Where could my parents be sending me? The map, with trees and paths marked, was obviously not leading to anyplace inside our house.

I rotated the telescope so that it pointed back out to the woods and peered through. With my left eye covered, I saw snow-kissed trees in detail through the scope. I uncovered my left eye, focusing hard, trying to see both the detail with my right eye and the distance with my left. Two things at the same time. A tree, individual and particular, and an entire snow-covered forest.

I opened my sketchbook and drew the telescope’s outline, making the view finder large enough to show the detailed tree, leaving enough room on the page to sketch in the rest of the forest. As I sketched the tree in the lens-shaped circle, I was tempted to hurry through the branches. But I forced myself to draw these specific branches, this specific tree, the way Vivian had taught me. As I did, I realized the tree tilted at an odd angle, and the snow only tipped branches on one side. Had the wind blown off the rest? Had someone brushed past the tree?

Questions flowed in with each pencil stroke. I hadn’t forgotten how to draw, how to look at things. Almost blue with cold, still my fingers flew across my page. I felt like me.

I started scribbling notes beside my drawing, as Vivian had done in her sketchbook. Maybe this wasn’t technically the best drawing in the world, but after almost a month of nothing, my fingers finally felt free. I wasn’t tensing them, afraid of what might show up on the paper, or trying to perfectly copy from a book. I hadn’t realized how much I missed this feeling.

The phone rang and I hurried downstairs to pick it up.

“I’m going to talk to Doug tomorrow,” Ruth said. “About the family. Dad is going caroling with a bunch of people, and Doug will be there. I thought I should tell you.”

“Ruth—”

“Patch’s den is pretty far away from the shack.” Ruth pushed on, as though she was reading a rehearsed speech. “And Sadie, those people can’t keep living out there in the cold. We have to do something for them.”

Finally she gave me room to talk. “I just don’t want to do the wrong thing,” I said. “I don’t want to mess up and hurt Patch. Not after we all fought so hard to keep her safe.”

“We can tell Doug about Patch if you want. We can ask him to help us keep her safe, and maybe help the family find a better home.”

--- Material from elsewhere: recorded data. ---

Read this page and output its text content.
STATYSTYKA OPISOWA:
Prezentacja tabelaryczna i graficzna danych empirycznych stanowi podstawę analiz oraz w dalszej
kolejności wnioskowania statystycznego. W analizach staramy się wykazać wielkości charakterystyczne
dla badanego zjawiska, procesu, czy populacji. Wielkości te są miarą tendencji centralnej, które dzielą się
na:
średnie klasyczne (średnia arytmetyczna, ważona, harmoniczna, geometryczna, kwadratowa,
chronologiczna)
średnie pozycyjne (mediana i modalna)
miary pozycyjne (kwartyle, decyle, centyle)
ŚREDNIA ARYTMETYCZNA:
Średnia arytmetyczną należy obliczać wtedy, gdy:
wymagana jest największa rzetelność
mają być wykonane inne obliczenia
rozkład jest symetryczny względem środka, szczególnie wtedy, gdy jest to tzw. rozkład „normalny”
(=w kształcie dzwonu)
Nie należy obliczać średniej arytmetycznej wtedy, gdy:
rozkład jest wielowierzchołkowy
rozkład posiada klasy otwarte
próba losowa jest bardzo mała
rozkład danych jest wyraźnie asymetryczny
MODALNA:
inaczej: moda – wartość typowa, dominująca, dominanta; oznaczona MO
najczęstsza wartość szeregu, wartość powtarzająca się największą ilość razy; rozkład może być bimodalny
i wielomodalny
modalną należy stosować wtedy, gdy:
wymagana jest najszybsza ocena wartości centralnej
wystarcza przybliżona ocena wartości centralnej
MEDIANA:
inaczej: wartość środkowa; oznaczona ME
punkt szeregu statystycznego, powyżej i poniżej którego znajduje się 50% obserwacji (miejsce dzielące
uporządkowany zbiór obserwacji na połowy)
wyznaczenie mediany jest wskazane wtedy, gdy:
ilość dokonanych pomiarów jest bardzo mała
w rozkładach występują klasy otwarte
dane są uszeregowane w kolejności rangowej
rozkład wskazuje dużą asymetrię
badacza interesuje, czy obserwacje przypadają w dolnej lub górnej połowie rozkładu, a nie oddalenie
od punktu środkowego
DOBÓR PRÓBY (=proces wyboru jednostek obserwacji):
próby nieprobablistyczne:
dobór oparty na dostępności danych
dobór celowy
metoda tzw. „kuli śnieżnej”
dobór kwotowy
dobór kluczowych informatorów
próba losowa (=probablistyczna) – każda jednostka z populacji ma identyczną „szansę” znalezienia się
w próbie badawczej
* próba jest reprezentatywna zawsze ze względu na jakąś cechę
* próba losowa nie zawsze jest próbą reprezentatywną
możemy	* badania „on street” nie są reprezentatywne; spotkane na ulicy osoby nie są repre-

“I don’t think they want to move, Ruth. And Andrew would hate us talking about Patch.”

“Andrew thinks everyone is a hunter deep down. He wants to protect his mom,
and they’ve both seen a lot of bears killed. But Sadie, you know this is the right thing to do.”

I wasn’t sure it was the right thing to do. But I knew Ruth would tell Doug whether I agreed with her or not. “I’ll come with you.”

Ruth paused and then asked, “You’re sure?”

“Yes, Ruth.”

Another long pause where I could hear a muffled conversation with her mom. “Okay. We’ll pick you up around six o’clock.”

“I’ll be ready.”

When I hung up, Mom called up. “Sadie, is that trap door open? It’s freezing.”

“I’ll close it!”

I climbed back to the porch to finish my drawing. After looking through the scope once more, I added a few final strokes and then leaned away to examine the page. Done. I closed the book, covered the scope, and closed the trap door on my way inside.

I had finally slipped back inside my own skin.